By Adele Annesi

Word for Words is by author Adele Annesi. For Adele's website, visit Adele Annesi.

Tuesday, February 6, 2018

No (Perfect) Time to Write

I was talking with a colleague recently and found myself saying, “I used to set my schedule based on the ‘perfect time’ to do [whatever]. Now I realize there is no perfect time, especially to write.”

Seeking the perfect time to write usually means we don’t feel like writing. The underlying fear is that if we don’t feel like it, we won’t write well and we’ll have wasted time and effort by trying. But writing is still 95% perspiration and 5% inspiration, and as with exercise, the feeling of accomplishment comes at the end of the workout, not the beginning.

If we agree that we need to make time to write, we can treat our work as we would any high-priority item. That means we don’t treating writing like an item on a to-do list but as a regular discipline. Here are some tips to move in that direction:

  • Develop a schedule. If your project has a deadline, you’ve got the end point so fill in the steps between.
  • Consider your personality. Some writers like generating prose first thing, when they’re not in “edit” mode, and editing late in the day, when their patience with bad writing has ebbed.
  • Consider your project. What are your goals for it? If you don’t track your goals, you’re not likely to accomplish them.
  • Consider your vocation as a writer. What are your goals for you? As before, if you don’t track your goals, you’re not likely to accomplish them.
  • Inventory and prioritize your projects so that if one loses momentum, you can switch gears.
  • Vary your genres to flex different writing muscles, develop a broader body of work and discover other writing talents.
  • When your schedule stops working, consider adjusting the day, time or length of time spent writing.
  • Consider the time you spend writing as an investment in your work and yourself.
Another implication of the fear of not having time to write isn’t time but volition, the strength of will to keep going. Writers throughout the ages have found incentives such as these:

  • Leave off writing at a place where you know what happens or what to do next in your piece, but don’t write it. This was among Ernest Hemingway’s habits.
  • Edit and/or revise the prior day’s work to prime the writing pump for today.
  • Keep a word count for each writing session to track your progress.
  • Periodically print a hardcopy of what you’ve written so that you can edit it on paper, and include the edits when you go back to the project.
  • Cultivate a relationship with your writing by noting the progress in your prose before and after editing.
  • Talk regularly with an inspirational friend and/or writing colleague.
  • Don't listen to the negative internal chatter that says you don’t have time to write; you’ll only talk yourself out of it.
  • Use downtime to plan. Think about what you’ll do next when you next sit down to write.
  • Take time to enjoy your work.
  • Celebrate victories, even when they’re smaller than your overall goal. You can’t complete a project unless you complete the individual steps to get there.
  • Give yourself time off. You need and deserve it.
The great thing about developing a writing schedule that fits with the rest of your life is that it doesn’t have to fit the whole rest of your life.

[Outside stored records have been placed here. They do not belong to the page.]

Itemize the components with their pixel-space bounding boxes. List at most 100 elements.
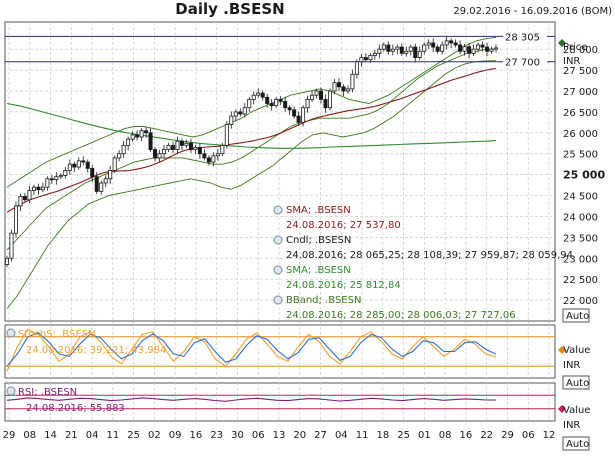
legend-series-name: StochS; .BSESN — [18, 329, 95, 340]
candle-body — [90, 167, 95, 178]
candle-body — [40, 186, 45, 191]
x-tick-label: 22 — [480, 430, 493, 441]
candle-body — [422, 44, 427, 52]
svg-text:Auto: Auto — [566, 378, 589, 389]
candle-body — [408, 46, 413, 52]
candle-body — [188, 142, 193, 150]
candle-body — [153, 149, 158, 159]
candle-body — [157, 153, 162, 159]
level-label: 28 305 — [505, 32, 540, 43]
x-tick-label: 20 — [293, 430, 306, 441]
stoch-currency-label: INR — [563, 360, 580, 371]
candle-body — [260, 92, 265, 98]
rsi-panel: RSI; .BSESN 24.08.2016; 55,883 — [5, 386, 555, 414]
price-label: Price — [563, 42, 587, 53]
legend-settings-icon — [273, 265, 283, 275]
candle-body — [377, 48, 382, 54]
candle-body — [67, 163, 72, 171]
candle-body — [256, 92, 261, 96]
candle-body — [58, 175, 63, 178]
candle-body — [206, 157, 211, 163]
candle-body — [476, 44, 481, 50]
candle-body — [166, 144, 171, 150]
candle-body — [493, 47, 498, 50]
candle-body — [76, 160, 81, 168]
candle-body — [278, 98, 283, 102]
rsi-value-label: Value — [563, 405, 590, 416]
price-marker-icon — [558, 39, 566, 47]
candle-body — [417, 50, 422, 58]
price-panel-frame — [4, 21, 556, 322]
x-tick-label: 08 — [439, 430, 452, 441]
candle-body — [5, 257, 10, 265]
y-tick-label: 23 000 — [563, 254, 598, 265]
x-tick-label: 29 — [3, 430, 16, 441]
y-tick-label: 23 500 — [563, 233, 598, 244]
rsi-panel-frame — [4, 382, 556, 422]
x-tick-label: 25 — [397, 430, 410, 441]
candle-body — [126, 138, 131, 146]
candle-body — [85, 161, 90, 169]
legend-settings-icon — [6, 386, 16, 396]
y-tick-label: 26 000 — [563, 129, 598, 140]
stochastic-panel: StochS; .BSESN 24.08.2016; 39,221; 43,984 — [5, 328, 555, 372]
stoch-auto-button[interactable]: Auto — [562, 375, 590, 390]
candle-body — [269, 103, 274, 107]
candle-body — [193, 147, 198, 150]
moving-averages — [6, 67, 497, 213]
candle-body — [103, 178, 108, 184]
candle-body — [211, 155, 216, 163]
level-label: 27 700 — [505, 58, 540, 69]
horizontal-levels: 28 305 27 700 — [5, 29, 555, 69]
candle-body — [359, 57, 364, 63]
candle-body — [22, 195, 27, 201]
chart-title: Daily .BSESN — [175, 0, 284, 18]
x-tick-label: 25 — [127, 430, 140, 441]
candle-body — [301, 107, 306, 123]
rsi-auto-button[interactable]: Auto — [562, 436, 590, 451]
legend-series-name: RSI; .BSESN — [18, 387, 77, 398]
candle-body — [36, 186, 41, 191]
y-tick-label: 22 000 — [563, 296, 598, 307]
candle-body — [9, 232, 14, 259]
candle-body — [179, 140, 184, 146]
candle-body — [148, 132, 153, 150]
candle-body — [220, 144, 225, 155]
candle-body — [332, 82, 337, 92]
price-y-axis: 22 000 22 500 23 000 23 500 24 000 24 500 25 0… — [563, 45, 605, 307]
candle-body — [399, 46, 404, 54]
y-tick-label: 26 500 — [563, 108, 598, 119]
candle-body — [310, 94, 315, 100]
candle-body — [99, 182, 104, 192]
x-tick-label: 08 — [23, 430, 36, 441]
candle-body — [471, 48, 476, 54]
svg-text:Auto: Auto — [566, 311, 589, 322]
candle-body — [386, 44, 391, 52]
candle-body — [431, 42, 436, 48]
candle-body — [117, 153, 122, 159]
stoch-panel-frame — [4, 324, 556, 379]
auto-button[interactable]: Auto — [562, 308, 590, 323]
x-tick-label: 12 — [543, 430, 556, 441]
candle-body — [305, 98, 310, 109]
legend-series-values: 24.08.2016; 28 065,25; 28 108,39; 27 959… — [286, 250, 573, 261]
candle-body — [139, 130, 144, 138]
candle-body — [233, 111, 238, 117]
candle-body — [274, 98, 279, 107]
x-tick-label: 16 — [460, 430, 473, 441]
date-range: 29.02.2016 - 16.09.2016 (BOM) — [453, 6, 612, 17]
y-tick-label: 24 000 — [563, 212, 598, 223]
x-tick-label: 29 — [501, 430, 514, 441]
candle-body — [175, 140, 180, 150]
candle-body — [458, 44, 463, 52]
x-axis: 29 08 14 21 04 11 25 02 09 16 23 30 06 13 20 27 04 11 18 25… — [3, 430, 556, 441]
candle-body — [94, 176, 99, 192]
candle-body — [381, 44, 386, 50]
x-tick-label: 30 — [231, 430, 244, 441]
candle-body — [480, 44, 485, 48]
x-tick-label: 11 — [106, 430, 119, 441]
candle-body — [354, 61, 359, 75]
bollinger-bands — [6, 36, 497, 309]
sma-long-line — [6, 102, 497, 149]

Do you have a writing query to share, email Word for Words.

Tuesday, December 26, 2017

The End From the Beginning

We have a tradition on my mother’s central Italian side of the family that says whatever happens in the first twelve days of the New Year is what will happen in each ensuing month. I was quick to point out the fallacy in this superstition, which is that whatever happens the first day of January would need to apply to the remaining month. Yet, the concept of a matter’s end being present in its beginning got me thinking that the end of a story is often derived by or foreshadowed at its start.

Since it’s near the end of the year—and this has been one long year—my mind takes the path of least literary resistance to use, as an example, the first Harry Potter book, where early in the saga we read of Ginny Weasley’s crush on Harry. Six books later the end of the matter is confirmed; yet, the seeds of its fruition were planted at the start.

As writers, we unwind our stories, from flash to full-length novels, creating a trail we ask readers to follow. We ask them to believe what we say of our characters’ past, present and future through backstory, scene and foreshadow as our plots unfold. We want readers to believe us and to forget us as they immerse themselves in a world of our creation, even in the offer of hope for a desired outcome that initially seems impossible.

We do, in a sense, what the prophet Isaiah said that God does. We create a purpose for our stories and a plan to achieve that purpose, and we ask readers to place their confidence in our ability to lead them. It’s not just the foreknowledge of our story’s events that we want people to trust. No. We often write, as William Zinsser said, to learn, to discover our stories and the people in them. Yet, we aim to exert mastery over our creation. We want readers to rely on us as we speak, to the point where they forget that it's we who speak.

Is this arrogance, this apparent reach for the divine? If we aim for omniscience, omnipresence or omnipotence, then yes. But for the writer who aims merely to create a plan and be true to it, to have a purpose and carry it out, to offer the best words in their most suitable form, it’s a creative act, and in this is dignity.

“I declare the end from the beginning, and from long ago what is not yet done, saying: ‘My plan will take place, and I will do all My will.’” Isaiah 46:10

Blessings and peace to you and yours now and throughout the New Year.